Determine the standardized base vectors in the curvilinear coordinate system $$\begin{cases} u_1 = x^2-y^2 \\ u_2 = xy \\ u_3 = z\end{cases}$$

Relevant Equations:

$$\begin{cases} u_1 = x^2-y^2 \\ u_2 = xy \\ u_3 = z\end{cases}$$

How I would have guessed you were supposed to solve it:

What you are supposed to do is just take the gradients of all the u:s and divide by the absolute value of the gradient?
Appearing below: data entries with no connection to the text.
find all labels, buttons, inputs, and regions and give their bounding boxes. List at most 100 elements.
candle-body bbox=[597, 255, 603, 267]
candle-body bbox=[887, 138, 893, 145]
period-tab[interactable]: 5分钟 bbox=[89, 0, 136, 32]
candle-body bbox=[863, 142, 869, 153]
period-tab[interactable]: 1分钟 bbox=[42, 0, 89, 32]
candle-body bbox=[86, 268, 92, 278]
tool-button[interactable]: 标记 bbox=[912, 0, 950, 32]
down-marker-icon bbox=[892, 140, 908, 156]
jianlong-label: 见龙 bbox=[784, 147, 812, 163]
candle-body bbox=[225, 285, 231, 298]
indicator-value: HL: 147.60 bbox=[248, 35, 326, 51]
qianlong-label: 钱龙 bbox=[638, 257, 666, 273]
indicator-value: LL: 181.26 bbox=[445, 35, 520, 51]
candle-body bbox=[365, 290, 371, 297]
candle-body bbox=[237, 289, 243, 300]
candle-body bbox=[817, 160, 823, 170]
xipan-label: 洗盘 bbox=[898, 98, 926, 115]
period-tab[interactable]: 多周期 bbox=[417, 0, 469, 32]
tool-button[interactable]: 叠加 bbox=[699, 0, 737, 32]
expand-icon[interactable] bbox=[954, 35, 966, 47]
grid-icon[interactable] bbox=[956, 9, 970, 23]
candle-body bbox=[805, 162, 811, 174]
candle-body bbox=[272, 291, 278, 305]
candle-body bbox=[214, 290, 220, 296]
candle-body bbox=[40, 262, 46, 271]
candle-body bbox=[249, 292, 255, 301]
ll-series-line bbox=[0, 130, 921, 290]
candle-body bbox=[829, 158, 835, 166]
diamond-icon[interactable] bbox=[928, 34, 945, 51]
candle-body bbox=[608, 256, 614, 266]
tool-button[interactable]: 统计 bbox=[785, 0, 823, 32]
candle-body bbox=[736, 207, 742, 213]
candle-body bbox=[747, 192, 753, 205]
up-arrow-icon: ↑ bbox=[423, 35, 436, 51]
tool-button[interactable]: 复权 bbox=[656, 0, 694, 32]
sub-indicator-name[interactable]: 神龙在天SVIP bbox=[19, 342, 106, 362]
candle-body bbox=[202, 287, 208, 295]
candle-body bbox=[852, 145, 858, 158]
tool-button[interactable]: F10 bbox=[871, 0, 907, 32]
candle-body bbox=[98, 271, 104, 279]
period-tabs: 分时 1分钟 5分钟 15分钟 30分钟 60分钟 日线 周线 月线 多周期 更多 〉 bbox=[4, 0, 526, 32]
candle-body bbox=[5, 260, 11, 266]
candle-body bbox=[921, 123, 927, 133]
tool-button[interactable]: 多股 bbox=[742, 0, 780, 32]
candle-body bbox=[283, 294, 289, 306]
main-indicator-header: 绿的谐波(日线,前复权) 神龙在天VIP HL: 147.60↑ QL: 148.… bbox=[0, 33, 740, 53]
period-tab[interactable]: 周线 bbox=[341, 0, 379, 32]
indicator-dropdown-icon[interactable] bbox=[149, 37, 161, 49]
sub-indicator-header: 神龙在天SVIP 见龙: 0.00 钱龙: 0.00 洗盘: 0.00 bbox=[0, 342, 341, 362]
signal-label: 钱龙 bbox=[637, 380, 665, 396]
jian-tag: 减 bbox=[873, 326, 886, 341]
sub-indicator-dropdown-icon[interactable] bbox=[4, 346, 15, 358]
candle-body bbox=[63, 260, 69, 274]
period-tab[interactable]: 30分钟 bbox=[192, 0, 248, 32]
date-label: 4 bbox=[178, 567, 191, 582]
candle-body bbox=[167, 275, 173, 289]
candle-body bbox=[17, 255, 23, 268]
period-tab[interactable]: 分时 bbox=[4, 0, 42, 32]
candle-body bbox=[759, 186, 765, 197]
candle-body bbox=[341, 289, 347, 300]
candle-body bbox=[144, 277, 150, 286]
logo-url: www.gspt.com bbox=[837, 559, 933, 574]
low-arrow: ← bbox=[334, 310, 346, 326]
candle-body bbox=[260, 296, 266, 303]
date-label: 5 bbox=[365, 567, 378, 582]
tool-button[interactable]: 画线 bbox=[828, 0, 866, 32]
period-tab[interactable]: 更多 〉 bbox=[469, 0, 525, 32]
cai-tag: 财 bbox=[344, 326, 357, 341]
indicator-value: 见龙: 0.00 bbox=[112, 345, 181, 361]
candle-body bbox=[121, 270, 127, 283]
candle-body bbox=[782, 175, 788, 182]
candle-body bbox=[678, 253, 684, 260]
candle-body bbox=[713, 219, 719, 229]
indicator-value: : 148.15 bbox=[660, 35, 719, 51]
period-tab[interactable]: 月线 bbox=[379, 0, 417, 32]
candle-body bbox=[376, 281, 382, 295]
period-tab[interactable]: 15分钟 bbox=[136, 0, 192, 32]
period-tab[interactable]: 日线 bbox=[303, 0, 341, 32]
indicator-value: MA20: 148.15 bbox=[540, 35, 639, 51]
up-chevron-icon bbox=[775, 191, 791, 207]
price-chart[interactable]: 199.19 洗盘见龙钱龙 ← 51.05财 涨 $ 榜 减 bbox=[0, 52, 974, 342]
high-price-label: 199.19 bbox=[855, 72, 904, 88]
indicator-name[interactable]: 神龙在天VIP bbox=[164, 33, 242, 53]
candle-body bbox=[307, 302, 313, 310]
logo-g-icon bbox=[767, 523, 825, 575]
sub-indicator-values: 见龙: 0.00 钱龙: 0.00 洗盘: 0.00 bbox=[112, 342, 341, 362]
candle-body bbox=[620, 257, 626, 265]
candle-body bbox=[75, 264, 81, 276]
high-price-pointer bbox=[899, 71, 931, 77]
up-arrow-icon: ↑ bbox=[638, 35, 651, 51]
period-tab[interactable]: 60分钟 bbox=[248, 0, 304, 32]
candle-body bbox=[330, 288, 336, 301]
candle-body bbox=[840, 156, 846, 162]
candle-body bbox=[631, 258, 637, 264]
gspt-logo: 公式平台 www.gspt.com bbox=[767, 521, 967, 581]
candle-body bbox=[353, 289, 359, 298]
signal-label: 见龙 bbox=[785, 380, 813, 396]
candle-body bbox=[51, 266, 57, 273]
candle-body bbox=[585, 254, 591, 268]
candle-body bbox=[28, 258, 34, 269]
But what formula is that why is the way I did not the correct way to do it?

Thanks in advance!

 

[pasmith]

The position vector is always $\mathbf{r}(u,v,w) = (x(u,v,w),y(u,v,w),z(u,v,w))$. Here you are given $u(x,y,z)$ etc., and you would have to invert this to get $(x,y,z)$ in terms of $(u,v,w)$, but you don't have to.

The basis vector $\mathbf{e}_{u_i}$ points in the direction of increasing $u_i$ and is normal to surfaces of constant $u_i$. The vector $\nabla u_i$ does exactly this.

Now it turns out that if the $\nabla u_i$ are orthogonal then $\nabla u_i$ and $\frac{\partial \mathbf{r}}{\partial u_i}$ are parallel.

 

[Karl Karlsson]

The position vector is always $\mathbf{r}(u,v,w) = (x(u,v,w),y(u,v,w),z(u,v,w))$. Here you are given $u(x,y,z)$ etc., and you would have to invert this to get $(x,y,z)$ in terms of $(u,v,w)$, but you don't have to.

The basis vector $\mathbf{e}_{u_i}$ points in the direction of increasing $u_i$ and is normal to surfaces of constant $u_i$. The vector $\nabla u_i$ does exactly this.

Now it turns out that if the $\nabla u_i$ are orthogonal then $\nabla u_i$ and $\frac{\partial \mathbf{r}}{\partial u_i}$ are parallel.

Is it because they have taken $grad φ = \sum_{i} \frac {1} {h_i} \frac {\partial φ} {\partial u_i}$ and $φ=u_i$?